Добавить в цитаты Настройки чтения

Страница 1 из 13



Семен Васюков

В степях Северного Кавказа

В 1902 году, летом, проживая в Геленджике, я был свидетелем продажи за невероятно дешевую цену, хороших лошадей в упряжи и с крепкими повозками. Продавали зажиточные люди, по всем признакам – крестьяне.

Спустя некоторое время, я узнал, что это были баптисты ставропольской губернии, выселяемые бывшим губернатором Никифораки с арендованных ими в течение пятнадцати лет земель, принадлежащих трухменским кочевым народам, где в степях они первые завели зерновую культуру, вырыв для такой цели колодцы глубиною от тридцати до сорока сажен.
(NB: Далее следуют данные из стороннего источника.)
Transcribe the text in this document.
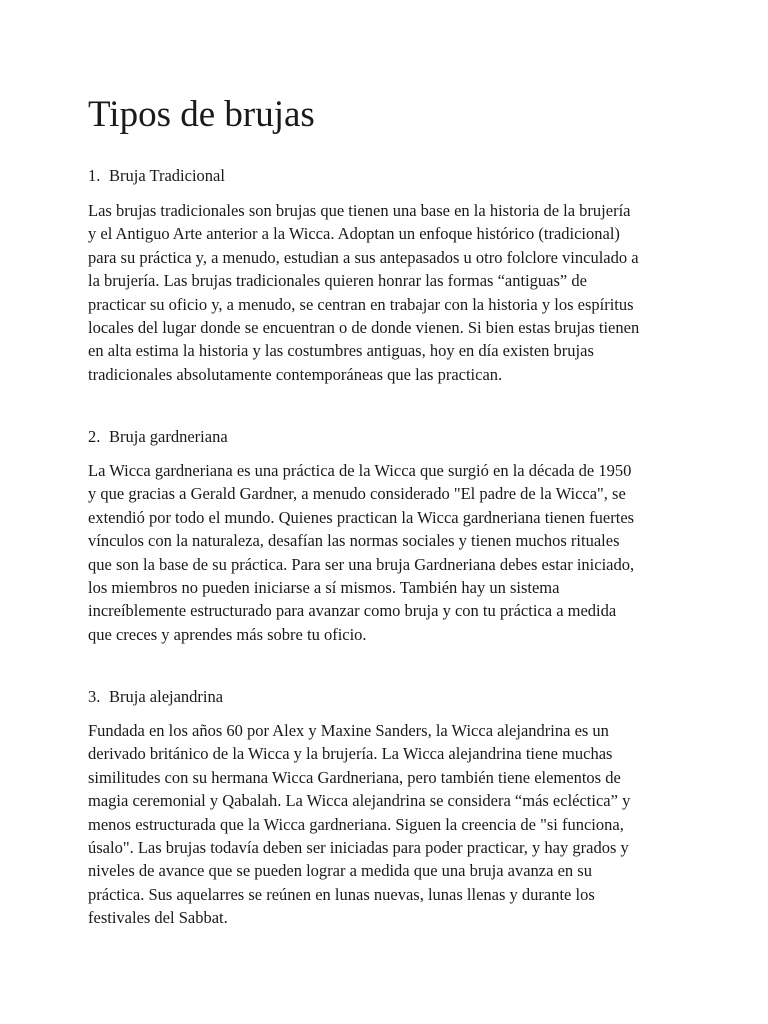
Tipos de brujas
1. Bruja Tradicional

Las brujas tradicionales son brujas que tienen una base en la historia de la brujería
y el Antiguo Arte anterior a la Wicca. Adoptan un enfoque histórico (tradicional)
para su práctica y, a menudo, estudian a sus antepasados u otro folclore vinculado a
la brujería. Las brujas tradicionales quieren honrar las formas “antiguas” de
practicar su oficio y, a menudo, se centran en trabajar con la historia y los espíritus
locales del lugar donde se encuentran o de donde vienen. Si bien estas brujas tienen
en alta estima la historia y las costumbres antiguas, hoy en día existen brujas
tradicionales absolutamente contemporáneas que las practican.

2. Bruja gardneriana

La Wicca gardneriana es una práctica de la Wicca que surgió en la década de 1950
y que gracias a Gerald Gardner, a menudo considerado "El padre de la Wicca", se
extendió por todo el mundo. Quienes practican la Wicca gardneriana tienen fuertes
vínculos con la naturaleza, desafían las normas sociales y tienen muchos rituales
que son la base de su práctica. Para ser una bruja Gardneriana debes estar iniciado,
los miembros no pueden iniciarse a sí mismos. También hay un sistema
increíblemente estructurado para avanzar como bruja y con tu práctica a medida
que creces y aprendes más sobre tu oficio.

3. Bruja alejandrina

Fundada en los años 60 por Alex y Maxine Sanders, la Wicca alejandrina es un
derivado británico de la Wicca y la brujería. La Wicca alejandrina tiene muchas
similitudes con su hermana Wicca Gardneriana, pero también tiene elementos de
magia ceremonial y Qabalah. La Wicca alejandrina se considera “más ecléctica” y
menos estructurada que la Wicca gardneriana. Siguen la creencia de "si funciona,
úsalo". Las brujas todavía deben ser iniciadas para poder practicar, y hay grados y
niveles de avance que se pueden lograr a medida que una bruja avanza en su
práctica. Sus aquelarres se reúnen en lunas nuevas, lunas llenas y durante los
festivales del Sabbat.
Нетрудно было познакомиться с баптистами, в положении которых я принял живое участие. Я узнал, что этот трудовой, культурный народ (надо прибавить, что на Кавказе вообще в таком элементе нужда огромная), положивший столько осмысленной работы и терпения там, где до них было примитивное кочевое хозяйство, должен, в силу административно-бюрократических соображений, переселяться – кто в Америку, а кто в Туркестанский край.

Я спрашивал и недоумевал.

– По распоряжению губернатора, – говорили они, – наши колодцы запечатаны и скотине пропадать надо – мы и продаем за цену, которую дают… Что же нам давать!!..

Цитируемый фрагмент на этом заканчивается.